Mardi 14 juin - Football et tragédie

Le football est une affaire de coeur. "Una sola passion, Boca" (Une seule passion, Boca) peut-on lire sur les bonnets de certains supporters. En amérique du sud plus qu'ailleurs, on vibre et l'on vit pour ce sport.
Boca Junior est une équipe emblématique dans toute l'amérique latine. Le club, qui fête ses 100 ans cette année, est un peu similaire au Real de Madrid dans son rayonnement qui dépasse le cadre national. Le tee-shirt bleu et jaune de l'équipe est porté par de nombreux jeunes au Pérou et en Bolivie par exemple. Sociologiquement, il est inconcevable d'affirmer avoir visité l'amérique du sud sans avoir au moins assisté à un match de football! Par chance, Boca joue ce soir un match important face une équipe mexicaine (les "Chivas" de Guadalaraja). Il s'agit d'un match équivalent à un quart de final retour de notre Champion's league (coupe d'Europe des clubs pour les incultes que je pardonne bien volontiers). Il faut savoir que Boca s'est fait sévèrement corriger au match aller au Mexique en subissant une lourde défaite (4 à 0). Ses chances de qualification sont donc infimes.
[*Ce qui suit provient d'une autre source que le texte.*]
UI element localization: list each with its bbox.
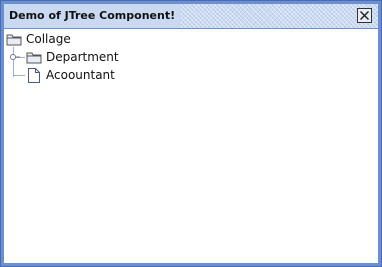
collapsed-handle-icon[interactable]: [10, 53, 20, 61]
tree-node-root[interactable]: Collage: [6, 31, 86, 49]
tree-node-label: Collage: [26, 32, 71, 46]
file-icon: [28, 68, 40, 83]
close-icon: [360, 11, 369, 20]
tree-panel: Collage Department Acoountant: [4, 29, 378, 263]
folder-icon: [6, 34, 22, 46]
title-bar[interactable]: Demo of JTree Component!: [4, 4, 378, 28]
tree-node-label: Department: [46, 50, 119, 64]
tree-node-acoountant[interactable]: Acoountant: [26, 67, 136, 85]
folder-icon: [26, 52, 42, 64]
close-button[interactable]: [357, 8, 372, 23]
window-title: Demo of JTree Component!: [4, 4, 182, 28]
tree-node-label: Acoountant: [46, 68, 115, 82]
tree-node-department[interactable]: Department: [26, 49, 136, 67]
window-frame: Demo of JTree Component! Collage Departm…: [0, 0, 382, 267]
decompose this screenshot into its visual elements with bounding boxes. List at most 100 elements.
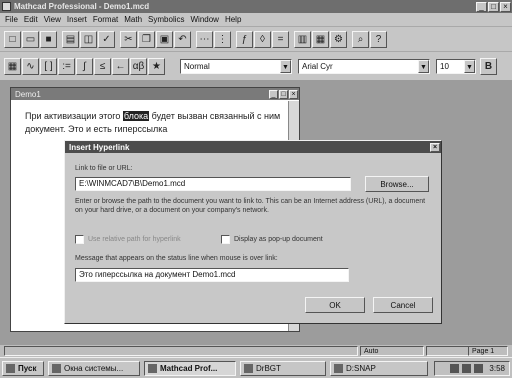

Malgré cela, à mon arivée sur place, je découvre que toutes les places sont déja vendues! Ma première aventure consiste donc à trouver et marchander un billet sur le marché noir. J'avoue avoir eu du mal car les argentins sont trés fiers et pas forcément diplomates dans la manière de discuter. Si l'on propose un prix trés bas pour essayer de "couper la poire en deux" par la suite, le vendeur à la sauvette se vexe et tourne les talons. A force de tatonnements et de nombreux échecs, je suis néanmoins parvenu à mes fins. Ma découverte tumultueuse continue lorsque je commence à faire la queue pour rentrer dans le stade. Environ trois quart d'heures durant lesquelles la progression est lente et la foule se compacte de manière quelques fois violente. Tout cela pour découvrir devant le portique que je me suis trompé d'entrée. Par mesure de sécurité, j'avais pris une place numérotée placée assez haut. On m'avait dit de me méfier des supporters qui sont dans la fosse car cela peut être dangereux. Finalement, ils ne sont pas si méchants puisque j'ai fait la queue tout du long avec eux, apprenant au passage quelques uns de leurs chants et pas mal de leurs insultes destinées à l'adversaire et aux policiers! Avec toutes ces mésaventures, j'arrive juste pour le coup d'envoie...
Le stade est tout bleu et cela ne s'arrete jamais de chanter. Et toujours des chants différents que tout le monde connait par coeur! Pour l'anecdote, l'un des groupes de supporters se nomme "Boulogne". Comme pour le Paris Saint Germain, l'une des tribunes donne sur une rue qui s'appele "Boulogne". Et comme au PSG, ce sont les plus violents et les plus virulents qui s'y trémoussent, collés contre le grillage...
Le match est à sens unique : Boca attaque tout le temps et les mexicains se contentent de défendre. Mais cette année, Boca traverse une crise. Elle piétinne en championnat et, compte-tenu de sa déroute au match aller, est déja virtuellement éliminée de la "Copa Libertadores" (nom de cette "Champion's League" des pays d'amérique latine). Et la crise continue ce soir: Boca joue bien mais ne marque pas. Le public, lui, ne s'arrete pas de chanter. Les minutes stériles en but passent et les supporters sont toujours en train de s'époumonner. La tension est perceptible sur le terrain. Boca sent que tout lui échappe. Malgré le froid et le vent, toutes les têtes sont chaudes: deux expulsions, des jets d'objets vers le gardien mexicain et un supporter qui parvient à rentrer sur le terrain. Autant d'incidents qui poussent l'arbitre à clore le jeu avant son terme. Une bien terne sortie pour l'équipe la plus titrée du continent...
Une tragédie qui se noue et des rêves qui se brisent... Le football est le théatre du peuple. Et chaque peuple a sa part de rêve. Il en va de même au Chili : “Vinimos a hacer historia” (Nous sommes venus pour écrire l'histoire). Le capitaine de l'équipe des moins de 20 ans du Chili parlait du résultat impressionnant des chiliens face au Honduras (7 à 0) lors de la coupe du monde des moins de vingt ans qui se déroule en Hollande. Pendant trois jours, tous les journaux ont fait leurs unes sur ce résultat. Tout devenait légende. Les chiliens voyaient déja les choses en grand. Hier soir, cette même formation a perdu 7 à 0 face aux espagnols. Grandeur et décadence... Où l'on passe du rêve à la tragédie en trois jours: c'est le football en amérique latine dans toute sa splendeur.